How to do it right: The rules have to be explainable in one sentence. If you need more, the system is too complex. For most company pools a three-layer point model is enough, as summarised in the article on scoring rules for a company prediction pool. Less is more.

Mistake 3: No regular communication during the tournament

The third mistake is quiet, but it decides engagement. The organiser sends an invitation, people sign up and then weeks of silence. Nobody writes "standings after the first matches", nobody flags "important match tonight, do not forget to predict", nobody does a running summary.

People forget about the competition. Out of 30 invited, 18 are still predicting after a week, 10 after two weeks and only six halfway through the tournament.
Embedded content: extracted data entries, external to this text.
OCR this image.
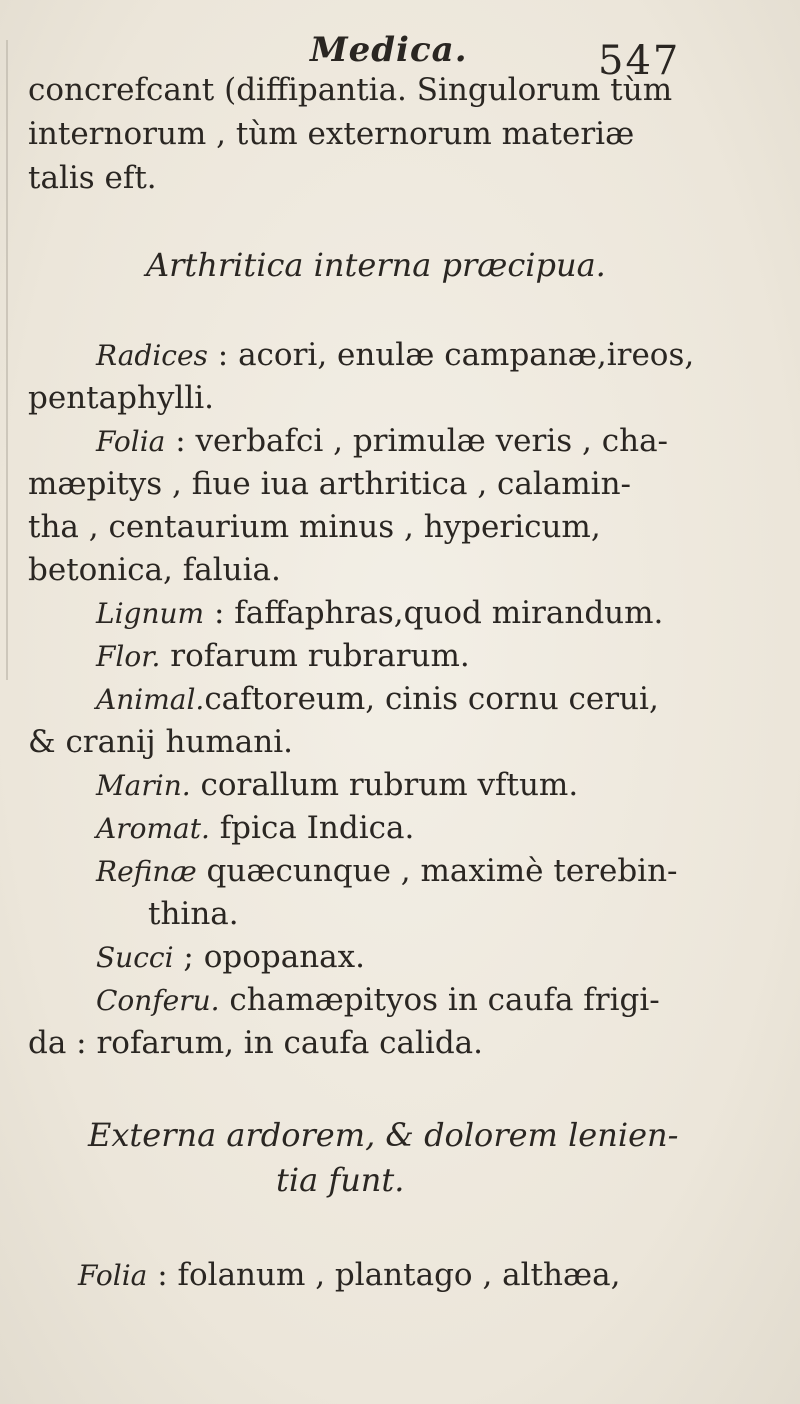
Medica.	547
concrefcant (diffipantia. Singulorum tùm
internorum , tùm externorum materiæ
talis eft.
Arthritica interna præcipua.
Radices : acori, enulæ campanæ,ireos,
pentaphylli.
Folia : verbafci , primulæ veris , cha-
mæpitys , fiue iua arthritica , calamin-
tha , centaurium minus , hypericum,
betonica, faluia.
Lignum : faffaphras,quod mirandum.
Flor. rofarum rubrarum.
Animal.caftoreum, cinis cornu cerui,
& cranij humani.
Marin. corallum rubrum vftum.
Aromat. fpica Indica.
Refinæ quæcunque , maximè terebin-
thina.
Succi ; opopanax.
Conferu. chamæpityos in caufa frigi-
da : rofarum, in caufa calida.
Externa ardorem, & dolorem lenien-
tia funt.
Folia : folanum , plantago , althæa,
Then the organiser says "people simply did not care" — but in reality it was just the regular nudge that was missing.

How to do it right: Once a week (every other day for short tournaments) drop a short update into the team chat — five sentences about who is leading, who made a surprising call, what is on tonight. Three minutes of work, but it keeps engagement at 80 % instead of 30 %. If you use an app that sends push notifications before matches, a big chunk of the reminding is handled automatically.
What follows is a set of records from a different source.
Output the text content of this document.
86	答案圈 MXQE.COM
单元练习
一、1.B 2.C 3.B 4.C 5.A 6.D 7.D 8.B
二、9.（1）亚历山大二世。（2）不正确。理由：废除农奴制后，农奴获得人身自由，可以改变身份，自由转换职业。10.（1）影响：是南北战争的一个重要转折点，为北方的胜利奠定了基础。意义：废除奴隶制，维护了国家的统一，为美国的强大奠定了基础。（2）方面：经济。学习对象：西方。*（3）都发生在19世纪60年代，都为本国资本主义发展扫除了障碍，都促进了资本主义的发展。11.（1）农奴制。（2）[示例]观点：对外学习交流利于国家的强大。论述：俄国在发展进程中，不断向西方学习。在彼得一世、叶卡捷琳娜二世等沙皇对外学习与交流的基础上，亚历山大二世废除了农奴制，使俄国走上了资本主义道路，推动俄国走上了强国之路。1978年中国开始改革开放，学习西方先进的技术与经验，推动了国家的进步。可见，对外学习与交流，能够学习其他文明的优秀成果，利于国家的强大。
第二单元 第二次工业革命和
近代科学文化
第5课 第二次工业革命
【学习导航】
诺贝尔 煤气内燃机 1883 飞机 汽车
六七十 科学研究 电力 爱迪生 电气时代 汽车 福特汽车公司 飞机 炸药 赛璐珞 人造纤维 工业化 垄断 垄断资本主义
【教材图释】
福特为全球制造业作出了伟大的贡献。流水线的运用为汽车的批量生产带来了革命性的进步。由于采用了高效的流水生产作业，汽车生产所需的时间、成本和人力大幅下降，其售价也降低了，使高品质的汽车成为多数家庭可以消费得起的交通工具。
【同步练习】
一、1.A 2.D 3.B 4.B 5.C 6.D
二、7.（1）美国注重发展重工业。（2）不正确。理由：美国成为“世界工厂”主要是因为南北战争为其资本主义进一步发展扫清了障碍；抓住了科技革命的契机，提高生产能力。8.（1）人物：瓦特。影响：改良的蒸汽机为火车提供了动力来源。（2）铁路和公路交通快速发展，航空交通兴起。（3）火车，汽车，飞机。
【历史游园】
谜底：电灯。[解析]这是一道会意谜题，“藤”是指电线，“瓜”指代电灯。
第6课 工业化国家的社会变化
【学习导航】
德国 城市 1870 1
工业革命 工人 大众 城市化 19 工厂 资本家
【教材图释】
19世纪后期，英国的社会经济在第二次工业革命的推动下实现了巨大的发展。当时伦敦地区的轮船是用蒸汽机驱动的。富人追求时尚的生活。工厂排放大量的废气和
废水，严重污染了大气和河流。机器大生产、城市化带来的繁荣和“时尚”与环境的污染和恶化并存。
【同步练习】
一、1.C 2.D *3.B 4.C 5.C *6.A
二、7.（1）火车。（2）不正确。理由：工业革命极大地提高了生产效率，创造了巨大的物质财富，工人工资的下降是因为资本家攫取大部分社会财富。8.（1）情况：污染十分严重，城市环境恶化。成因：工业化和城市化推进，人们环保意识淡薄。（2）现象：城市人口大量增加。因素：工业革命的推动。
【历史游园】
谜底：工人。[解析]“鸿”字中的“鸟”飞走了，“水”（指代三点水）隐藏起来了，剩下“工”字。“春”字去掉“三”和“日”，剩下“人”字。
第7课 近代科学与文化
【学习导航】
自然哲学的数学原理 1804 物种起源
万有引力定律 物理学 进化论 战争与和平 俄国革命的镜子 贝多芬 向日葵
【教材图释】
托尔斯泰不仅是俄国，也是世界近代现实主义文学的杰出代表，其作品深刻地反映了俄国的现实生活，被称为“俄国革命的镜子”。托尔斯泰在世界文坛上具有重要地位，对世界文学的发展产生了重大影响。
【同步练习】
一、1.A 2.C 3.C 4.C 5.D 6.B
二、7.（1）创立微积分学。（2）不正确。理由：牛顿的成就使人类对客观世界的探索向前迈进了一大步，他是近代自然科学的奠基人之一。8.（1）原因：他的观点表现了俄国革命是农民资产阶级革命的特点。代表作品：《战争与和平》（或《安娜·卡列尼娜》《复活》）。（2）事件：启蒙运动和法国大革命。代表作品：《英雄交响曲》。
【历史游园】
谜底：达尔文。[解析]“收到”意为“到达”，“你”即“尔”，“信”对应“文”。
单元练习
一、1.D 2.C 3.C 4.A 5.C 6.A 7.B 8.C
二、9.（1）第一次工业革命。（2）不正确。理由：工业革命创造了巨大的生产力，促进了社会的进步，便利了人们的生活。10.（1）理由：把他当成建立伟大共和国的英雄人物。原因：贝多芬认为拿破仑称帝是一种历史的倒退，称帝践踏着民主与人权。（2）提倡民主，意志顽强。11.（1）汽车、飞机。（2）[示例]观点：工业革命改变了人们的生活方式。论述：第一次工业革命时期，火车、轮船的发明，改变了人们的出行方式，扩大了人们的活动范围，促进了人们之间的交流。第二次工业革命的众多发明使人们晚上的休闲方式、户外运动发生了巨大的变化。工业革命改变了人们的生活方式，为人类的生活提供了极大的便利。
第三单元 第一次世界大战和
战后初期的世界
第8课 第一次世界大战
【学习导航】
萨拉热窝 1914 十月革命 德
Mistake 4: No prize and no announcement

The fourth mistake is frugal — the organiser assumes the competition itself is motivation and no prize is necessary. Sometimes it works. Usually not.

People do not need an expensive prize. What they need is recognition. A moment where in front of the others someone says "Karel won, congratulations". Without that, the game loses its point.
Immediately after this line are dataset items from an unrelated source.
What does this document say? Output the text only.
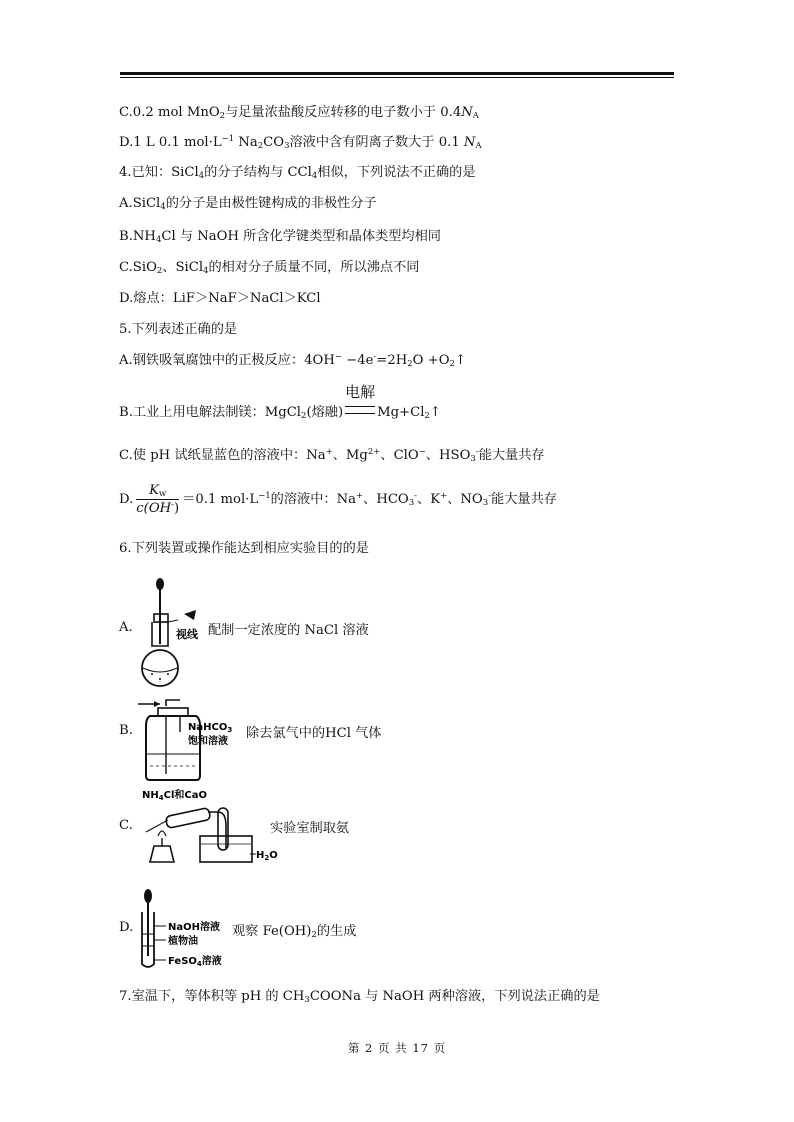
C.0.2 mol MnO$_2$与足量浓盐酸反应转移的电子数小于 $0.4N_A$
D.1 L 0.1 $mol\cdot L^{-1}$ $Na_2CO_3$溶液中含有阴离子数大于 0.1 $N_A$
4.已知：SiCl$_4$的分子结构与 CCl$_4$相似，下列说法不正确的是
A.SiCl$_4$的分子是由极性键构成的非极性分子
$B.NH_4Cl$ 与 NaOH 所含化学键类型和晶体类型均相同
C.SiO$_2$、SiCl$_4$的相对分子质量不同，所以沸点不同
D.熔点：LiF＞NaF＞NaCl＞KCl
5.下列表述正确的是
A.钢铁吸氧腐蚀中的正极反应：$4OH^- -4e^-=2H_2O$ $+O_2↑$
B.工业上用电解法制镁：MgCl$_2$(熔融)
电解
$Mg+Cl_2↑$
C.使 pH 试纸显蓝色的溶液中：Na+、$Mg^{2+}$、ClO−、$HSO_3^-$能大量共存
D. $\frac{K_w}{c(OH^-)} =0.1$ $mol\cdot L^{-1}$的溶液中：Na+、$HCO_3^-$、K+、$NO_3^-$能大量共存
6.下列装置或操作能达到相应实验目的的是
A.	视线 配制一定浓度的 NaCl 溶液
B.	NaHCO$_3$
饱和溶液
除去氯气中的HCl 气体
C.
$NH_4Cl$和CaO
$H_2O$
实验室制取氨
D.	NaOH溶液
植物油
FeSO$_4$溶液
观察 $Fe(OH)_2$的生成
7.室温下，等体积等 pH 的 $CH_3COONa$ 与 NaOH 两种溶液，下列说法正确的是
第 2 页 共 17 页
How to do it right: A symbolic prize is enough — a travelling trophy that sits on the winner's desk, a box of doughnuts for the department, a funny diploma, a ticket to a match, a lunch with the manager, a "day off coffee duty". The main thing is that there is a concrete moment of announcement and the winner gets a visible (even if small) reward. Without an announcement ceremony (even a short one) the whole competition is just numbers in a table.

Mistake 5: Manual admin in Excel

The fifth mistake is about the tool, not the people. Many companies start the competition in Excel or Google Sheets and after the first week the organiser realises it is killing them. Someone has to manually enter the result after every match, watch the formulas, deal with "how many points do I have?", lock cells before a match and fix accidentally overwritten values.

That is work you never imagined when setting up the competition. The quality of the admin drops, results are published days late, the table becomes hard to read, people give up.

The comparison of a prediction league in Excel vs. a dedicated tool goes into this in more detail. The conclusion is simple — for a small one-off competition with 5 people Excel is enough. For anything bigger, automation pays off.

How to do it right: If the competition has more than 10 participants or runs longer than a week, consider a dedicated tool. Results sync automatically, points are calculated in real time, the leaderboard is visible to everyone immediately. The organiser then actually organises, instead of typing in numbers at night.

Conclusion

None of these five mistakes is about the idea or the team's motivation. They are all about process — whether the competition has a clear frame, understandable rules, regular communication, a visible goal and infrastructure that does not exhaust the organiser.

If you are setting up your first company competition, go through this list before you launch. Three minutes of checking saves you weeks of frustration. And if you have one behind you that did not work out, look at which of these five points you hit. Most likely that is where it failed, not in the people.